Titel: Die Pilgerjahre des farblosen Herrn Tazaki Kostenlos Bücher Online Lesen
Autoren: Haruki Murakami
Vom Netzwerk:
und lauschte auf Eris Herzschlag, der sich bald mit dem Klappern des kleinen Bootes an der Anlegestelle verband.

17
    Die beiden setzten sich wieder an den Tisch und erzählten einander, was sie auf dem Herzen hatten. Das meiste davon staute sich seit Langem unausgesprochen irgendwo in den Tiefen ihrer Seelen. Sie hoben die Deckel, die ihre Herzen verschlossen, stießen die Türen der Erinnerung auf und öffneten sich einer dem anderen.

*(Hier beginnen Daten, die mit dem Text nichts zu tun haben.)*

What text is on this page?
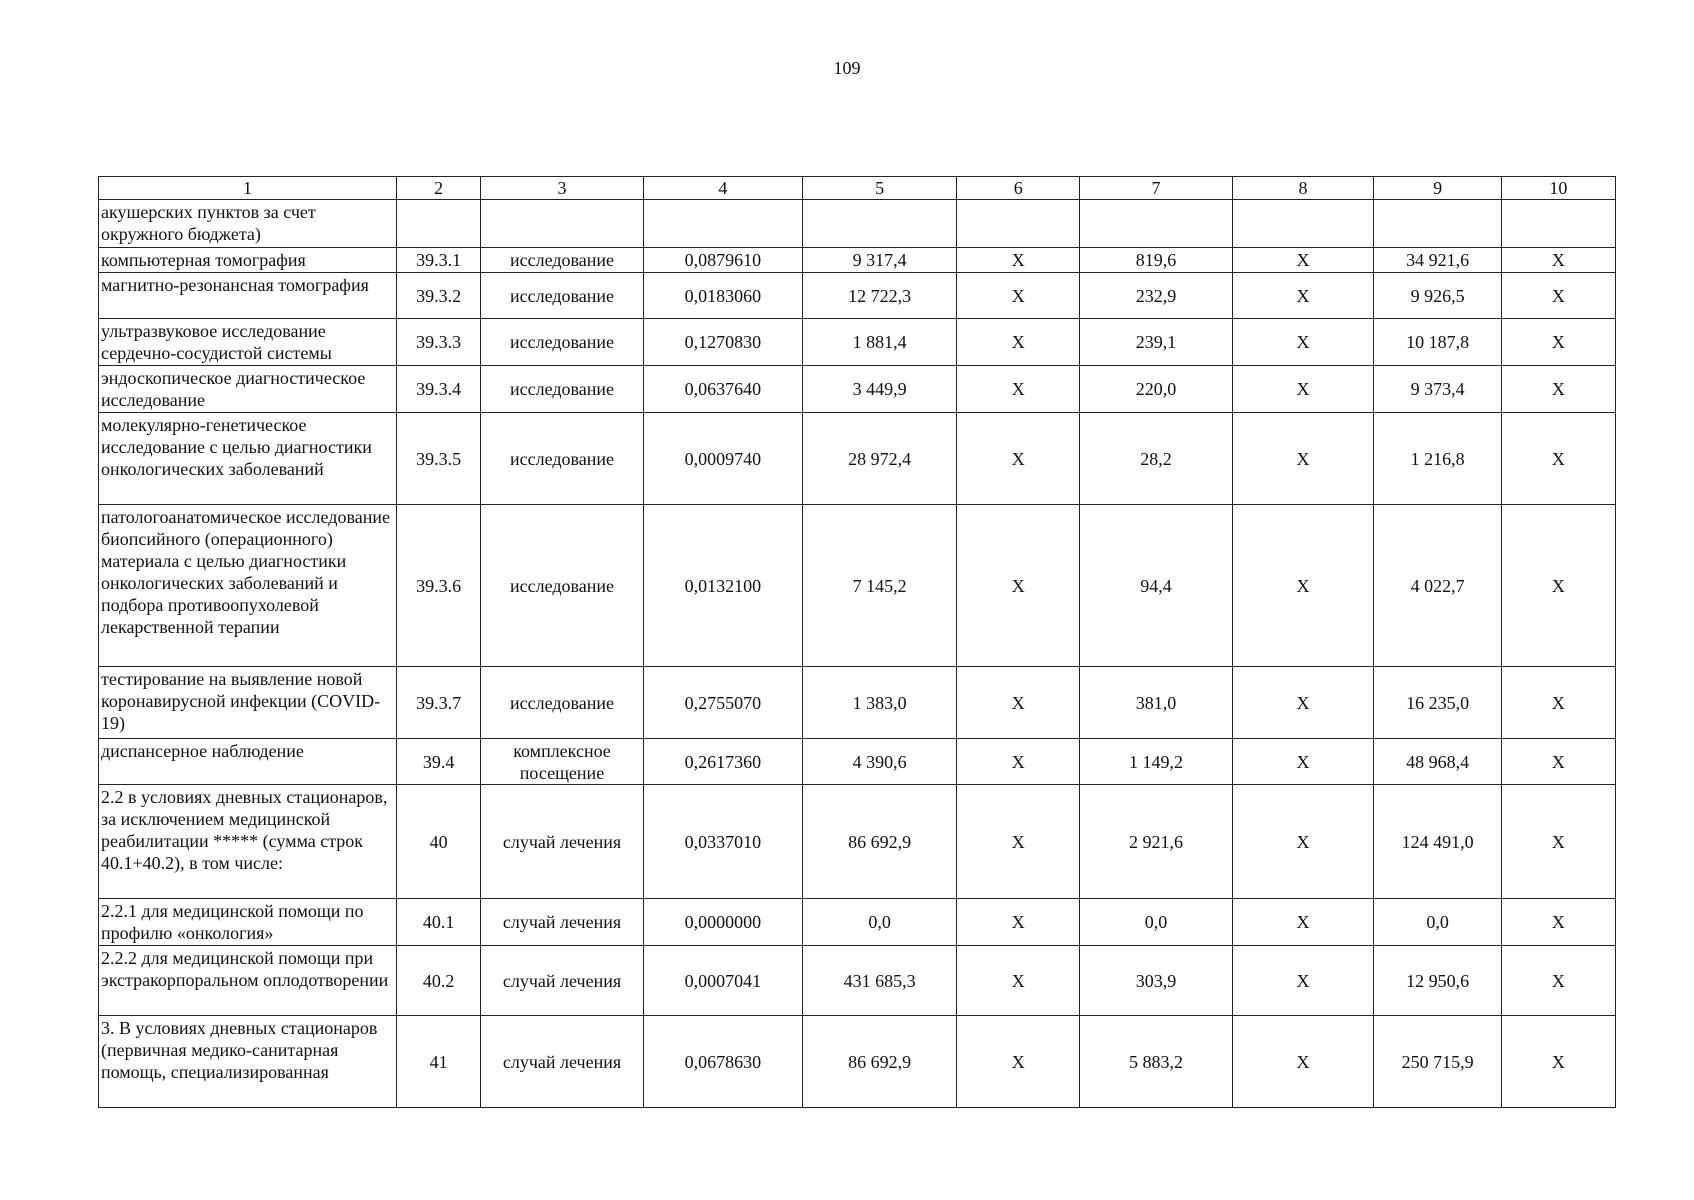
109
1	2	3	4	5	6	7	8	9	10
акушерских пунктов за счет окружного бюджета)									
компьютерная томография	39.3.1	исследование	0,0879610	9 317,4	Х	819,6	Х	34 921,6	Х
магнитно-резонансная томография	39.3.2	исследование	0,0183060	12 722,3	Х	232,9	Х	9 926,5	Х
ультразвуковое исследование сердечно-сосудистой системы	39.3.3	исследование	0,1270830	1 881,4	Х	239,1	Х	10 187,8	Х
эндоскопическое диагностическое исследование	39.3.4	исследование	0,0637640	3 449,9	Х	220,0	Х	9 373,4	Х
молекулярно-генетическое исследование с целью диагностики онкологических заболеваний	39.3.5	исследование	0,0009740	28 972,4	Х	28,2	Х	1 216,8	Х
патологоанатомическое исследование биопсийного (операционного) материала с целью диагностики онкологических заболеваний и подбора противоопухолевой лекарственной терапии	39.3.6	исследование	0,0132100	7 145,2	Х	94,4	Х	4 022,7	Х
тестирование на выявление новой коронавирусной инфекции (COVID-19)	39.3.7	исследование	0,2755070	1 383,0	Х	381,0	Х	16 235,0	Х
диспансерное наблюдение	39.4	комплексное посещение	0,2617360	4 390,6	Х	1 149,2	Х	48 968,4	Х
2.2 в условиях дневных стационаров, за исключением медицинской реабилитации ***** (сумма строк 40.1+40.2), в том числе:	40	случай лечения	0,0337010	86 692,9	Х	2 921,6	Х	124 491,0	Х
2.2.1 для медицинской помощи по профилю «онкология»	40.1	случай лечения	0,0000000	0,0	Х	0,0	Х	0,0	Х
2.2.2 для медицинской помощи при экстракорпоральном оплодотворении	40.2	случай лечения	0,0007041	431 685,3	Х	303,9	Х	12 950,6	Х
3. В условиях дневных стационаров (первичная медико-санитарная помощь, специализированная	41	случай лечения	0,0678630	86 692,9	Х	5 883,2	Х	250 715,9	Х
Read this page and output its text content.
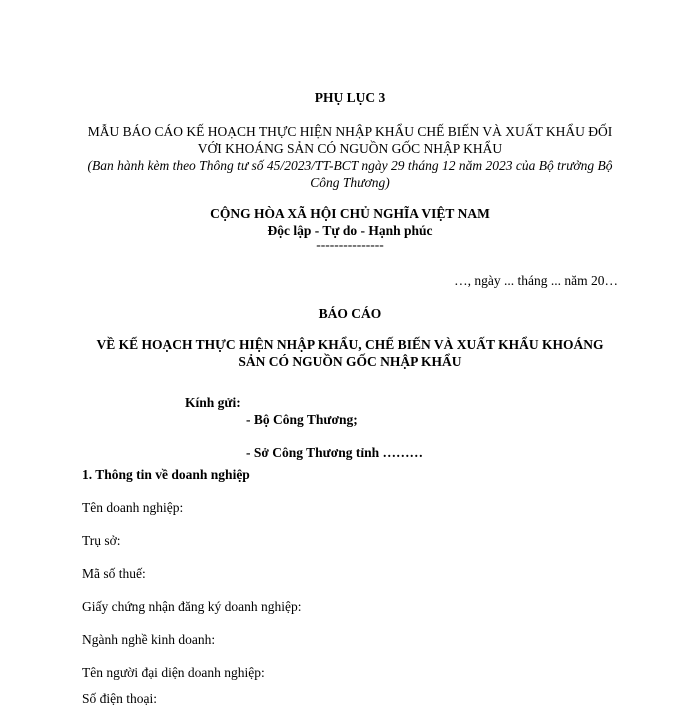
PHỤ LỤC 3

MẪU BÁO CÁO KẾ HOẠCH THỰC HIỆN NHẬP KHẨU CHẾ BIẾN VÀ XUẤT KHẨU ĐỐI

VỚI KHOÁNG SẢN CÓ NGUỒN GỐC NHẬP KHẨU

(Ban hành kèm theo Thông tư số 45/2023/TT-BCT ngày 29 tháng 12 năm 2023 của Bộ trưởng Bộ

Công Thương)

CỘNG HÒA XÃ HỘI CHỦ NGHĨA VIỆT NAM

Độc lập - Tự do - Hạnh phúc

---------------

…, ngày ... tháng ... năm 20…

BÁO CÁO

VỀ KẾ HOẠCH THỰC HIỆN NHẬP KHẨU, CHẾ BIẾN VÀ XUẤT KHẨU KHOÁNG

SẢN CÓ NGUỒN GỐC NHẬP KHẨU

Kính gửi:

- Bộ Công Thương;

- Sở Công Thương tỉnh ………

1. Thông tin về doanh nghiệp

Tên doanh nghiệp:

Trụ sở:

Mã số thuế:

Giấy chứng nhận đăng ký doanh nghiệp:

Ngành nghề kinh doanh:

Tên người đại diện doanh nghiệp:

Số điện thoại:
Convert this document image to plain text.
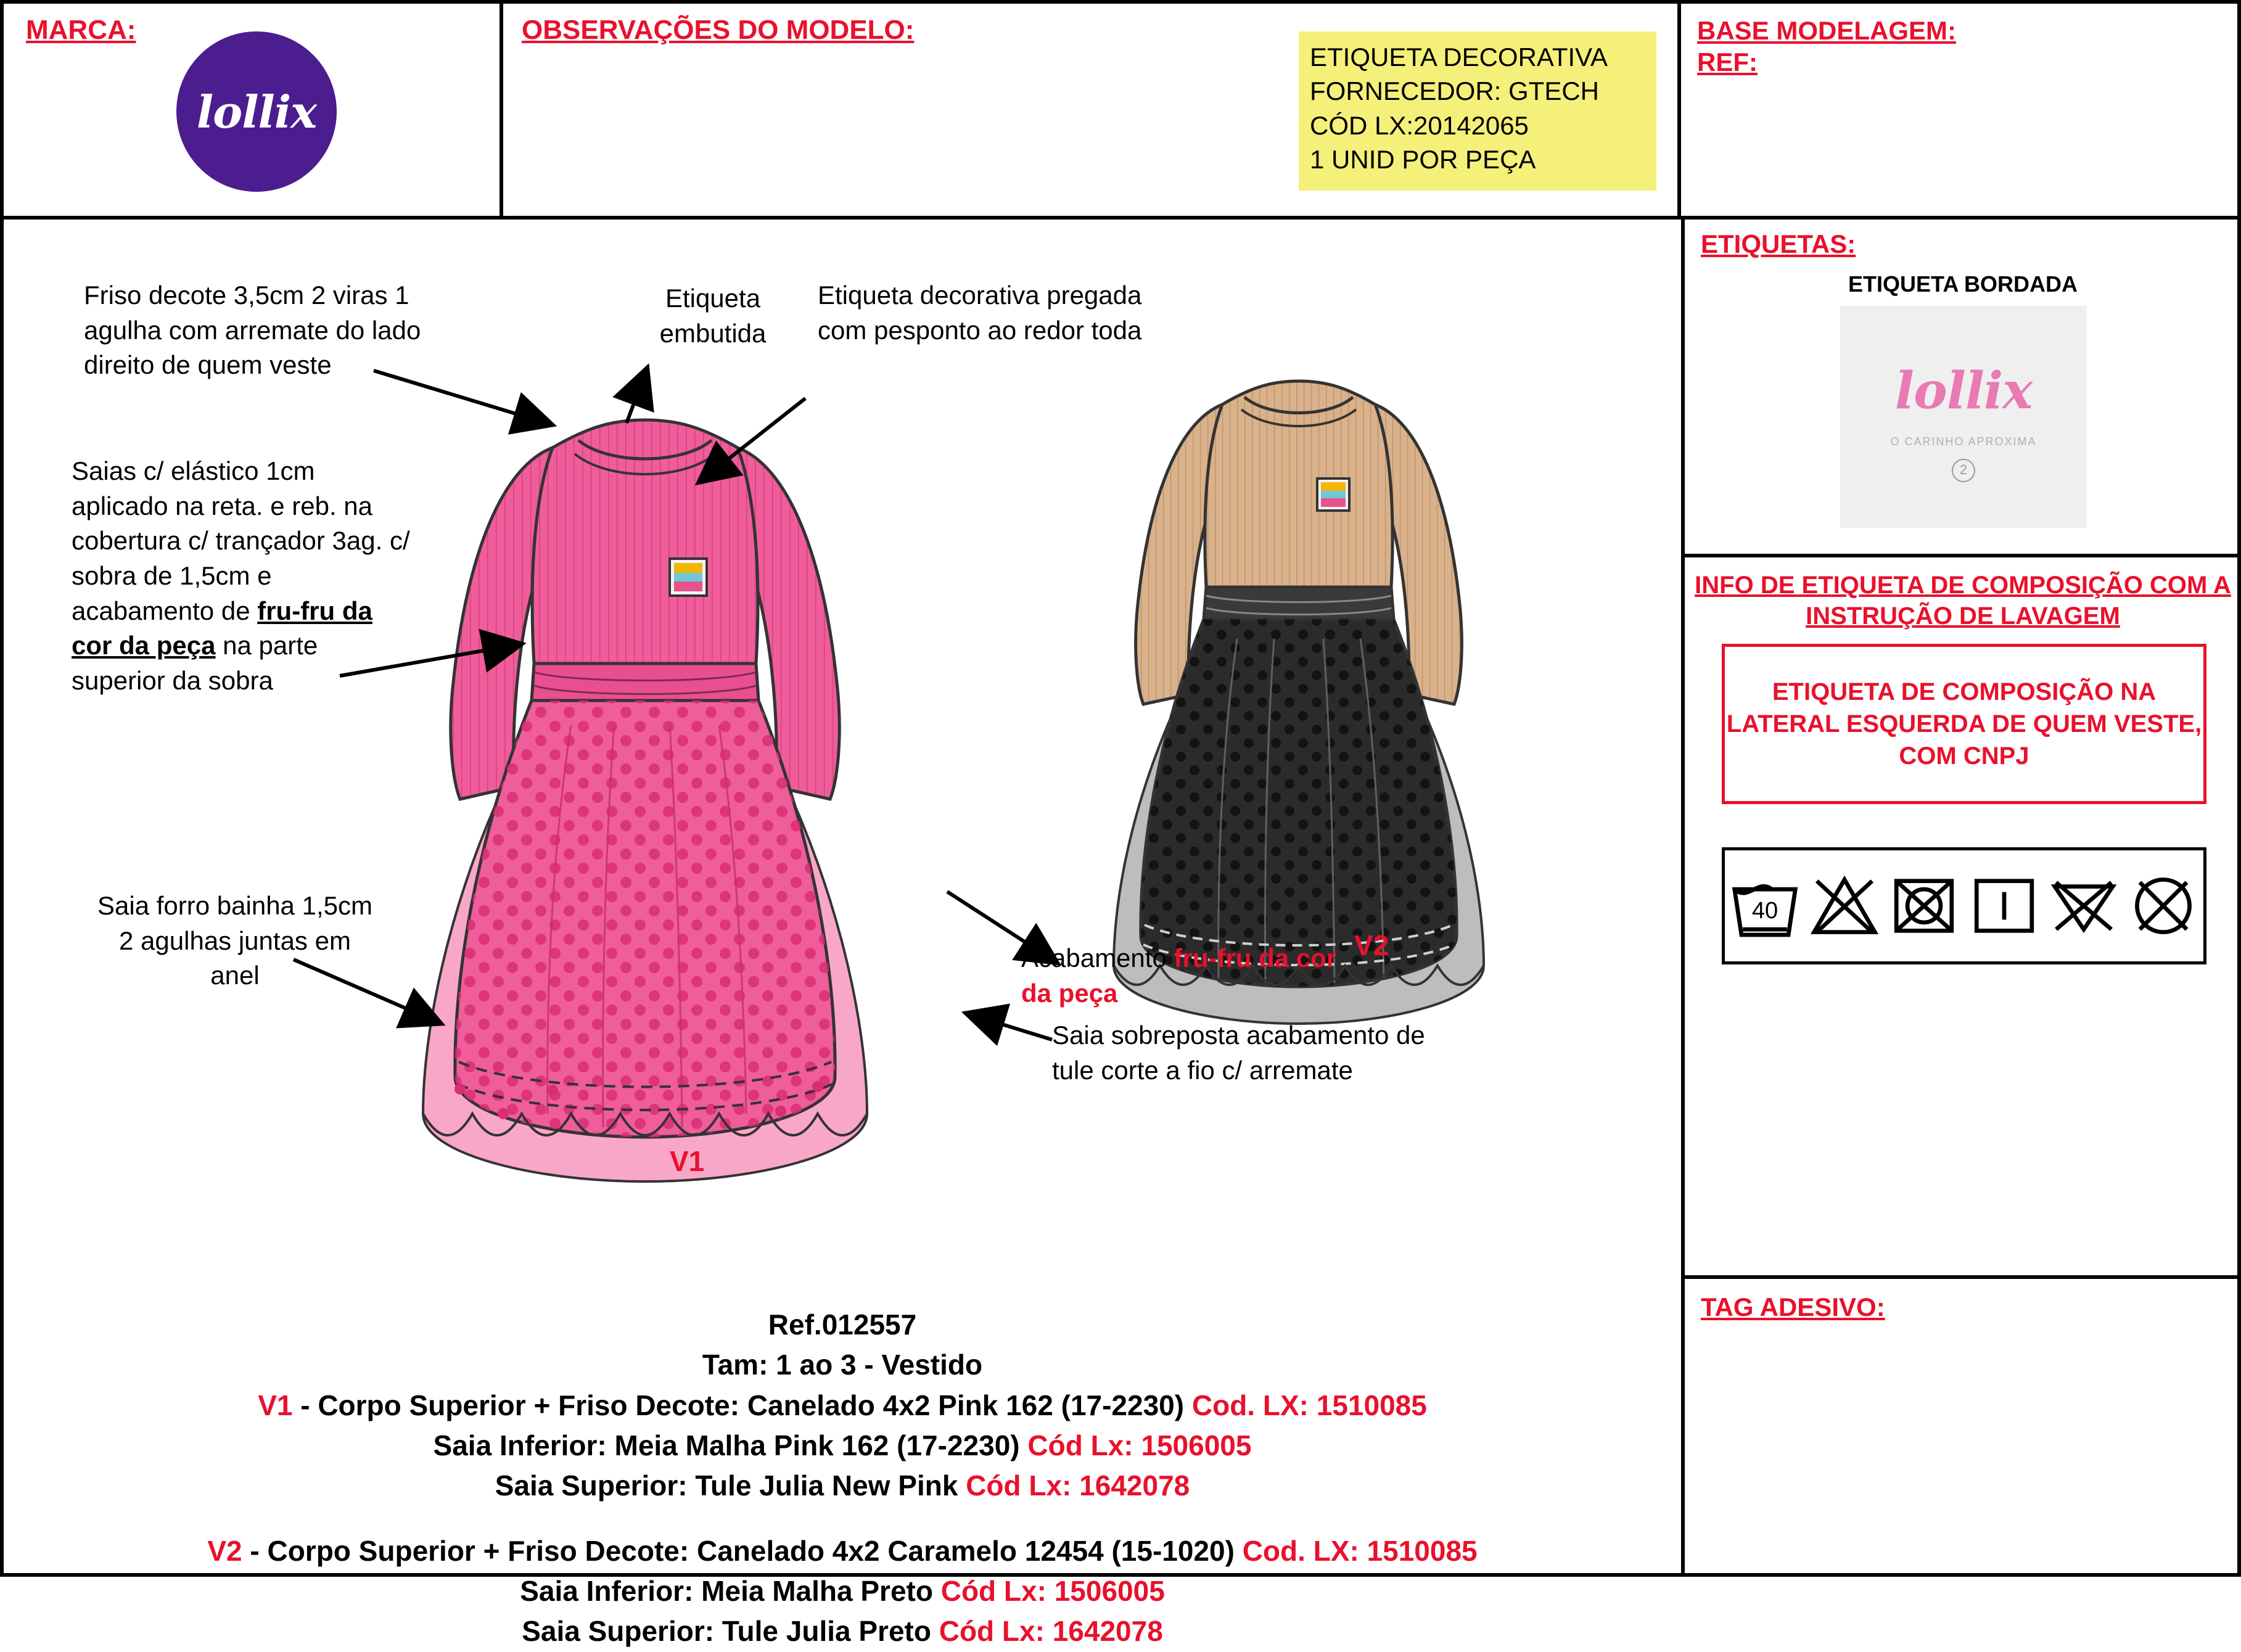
MARCA:
lollix
OBSERVAÇÕES DO MODELO:
ETIQUETA DECORATIVA
FORNECEDOR: GTECH
CÓD LX:20142065
1 UNID POR PEÇA
BASE MODELAGEM:
REF:
ETIQUETAS:
ETIQUETA BORDADA
lollix
O CARINHO APROXIMA
2
INFO DE ETIQUETA DE COMPOSIÇÃO COM A INSTRUÇÃO DE LAVAGEM
ETIQUETA DE COMPOSIÇÃO NA LATERAL ESQUERDA DE QUEM VESTE, COM CNPJ
40
TAG ADESIVO:
Friso decote 3,5cm 2 viras 1 agulha com arremate do lado direito de quem veste
Saias c/ elástico 1cm aplicado na reta. e reb. na cobertura c/ trançador 3ag. c/ sobra de 1,5cm e acabamento de fru-fru da cor da peça na parte superior da sobra
Saia forro bainha 1,5cm 2 agulhas juntas em anel
Etiqueta embutida
Etiqueta decorativa pregada com pesponto ao redor toda
Acabamento fru-fru da cor da peça
Saia sobreposta acabamento de tule corte a fio c/ arremate
V1
V2
Ref.012557
Tam: 1 ao 3 - Vestido
V1 - Corpo Superior + Friso Decote: Canelado 4x2 Pink 162 (17-2230) Cod. LX: 1510085
Saia Inferior: Meia Malha Pink 162 (17-2230) Cód Lx: 1506005
Saia Superior: Tule Julia New Pink Cód Lx: 1642078
V2 - Corpo Superior + Friso Decote: Canelado 4x2 Caramelo 12454 (15-1020) Cod. LX: 1510085
Saia Inferior: Meia Malha Preto Cód Lx: 1506005
Saia Superior: Tule Julia Preto Cód Lx: 1642078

    »Am Ende habe ich Yuzu im Stich gelassen«, sagte Eri. »Bin gewissermaßen vor ihr geflohen. Sie hat mich derart verfolgt, dass ich möglichst weit fort wollte. Deshalb habe ich mich in die Töpferei gestürzt, Edvard geheiratet und bin nach Finnland gegangen. Es hat sich ganz natürlich so ergeben. Es steckte kein Plan dahinter. Aber es hatte doch mit dem Gefühl zu tun, dass ich mich nicht mehr um Yuzu zu kümmern brauchte. Sie war mir näher als irgendjemand sonst, lange hielt ich sie sogar für mein anderes Ich. Ich wollte ihr unbedingt beistehen. Andererseits war ich völlig erschöpft. Die ständige Beschäftigung mit ihr hatte mich ausgelaugt. So sehr ich mich auch anstrengte, ich konnte sie nicht davon abhalten, sich immer mehr aus der Realität zurückzuziehen, und das belastete mich sehr. Wäre ich in Nagoya geblieben, wäre ich irgendwann selbst verrückt geworden. Obwohl ich manchmal nicht weiß, ob das nur eine Ausrede war.«
    »Nein, das ist keine Ausrede. So hast du dich eben gefühlt, und es ist nichts Schlechtes daran, es zuzugeben.«
    Eri biss sich auf die Lippen. »Das ändert nichts daran, dass ich Yuzu im Stich gelassen habe. Danach ist sie allein nach Hamamatsu gegangen und grausam umgekommen. Sie hatte einen so schönen, zarten Hals, wie ein graziler Vogel. Weißt du noch? Als würde er bei der leisesten Berührung brechen. Wenn ich in Japan geblieben wäre, wäre so etwas Grauenhaftes wahrscheinlich nicht passiert. Ich hätte sie nie allein in eine fremde Stadt ziehen lassen.«
    »Möglich. Aber dann wäre es zu einem anderen Zeitpunkt an einem anderen Ort passiert. Du warst nicht Yuzus Hüterin. Du konntest nicht vierundzwanzig Stunden am Tag auf sie aufpassen. Du hattest ein eigenes Leben. Du hast getan, was du konntest, aber es gibt Grenzen.«
    Eri schüttelte den Kopf. »Das habe ich mir auch gesagt. Immer und immer wieder. Aber das hilft mir nicht. Ich kann nicht leugnen, dass ich mich von Yuzu entfernt habe, um mich selbst zu schützen. Zumindest zum Teil. Abgesehen von der Frage, ob ich sie hätte retten können oder nicht, liegt das Problem in meiner Entscheidung. Ganz zu schweigen davon, dass ich dadurch auch dich verloren habe. Weil Yuzus Probleme Vorrang hatten, musste ich jede Beziehung zu dir abbrechen, der du überhaupt nichts getan hattest. Nur weil es in meinen Plan passte, habe ich dich so sehr verletzt. Obwohl ich dich so gern hatte …«
    Tsukuru schwieg.
    »Und das ist nicht einmal alles«, sagte Eri.
    »Nein?«
    »Nein. Um die Wahrheit zu sagen, habe ich nicht nur an Yuzu gedacht, als ich dich aus der Gruppe ausschloss. Das war nur vordergründig. Letztendlich habe ich es getan, weil ich feige war. Weil ich kein Selbstvertrauen hatte. Ich wusste, dass du mich zwar mochtest, aber nichts von mir wolltest. Ich dachte, du hättest nur Augen für Yuzu. Nur deshalb konnte ich dich so erbarmungslos ächten. Das gab mir nämlich auch die Möglichkeit, meine Gefühle für dich zu ersticken. Hätte ich bloß mehr Selbstbewusstsein und Mut gehabt und mich von meinem dummen Stolz lösen können, hätte ich dich nie so grausam behandelt. Unter keinen Umständen. Aber ich war damals nicht ganz richtig im Kopf. Was ich getan habe, ist schrecklich, und ich bitte dich von ganzem Herzen um Vergebung.«
    Eine Zeit lang herrschte Schweigen.
    »Ich hätte dich schon viel früher um Verzeihung bitten müssen«, sagte Eri. »Das weiß ich sehr wohl. Aber ich konnte es einfach nicht. Weil ich mich so sehr geschämt habe.«
    »Meinetwegen brauchst du dir keine Sorgen zu machen«, sagte Tsukuru. »Die Gefahr liegt hinter mir. Ich habe die Fähigkeit, nachts allein auf dem Meer zu treiben, ohne unterzugehen. Wir beide haben uns angestrengt und überlebt. Aber selbst wenn wir andere Urteile gefällt und andere Entscheidungen getroffen hätten, wären wir trotz allem letztendlich genau dort gelandet, wo wir jetzt sind.«
    Eri biss sich auf die Lippen. »Würdest du mir eins sagen?«, fragte sie.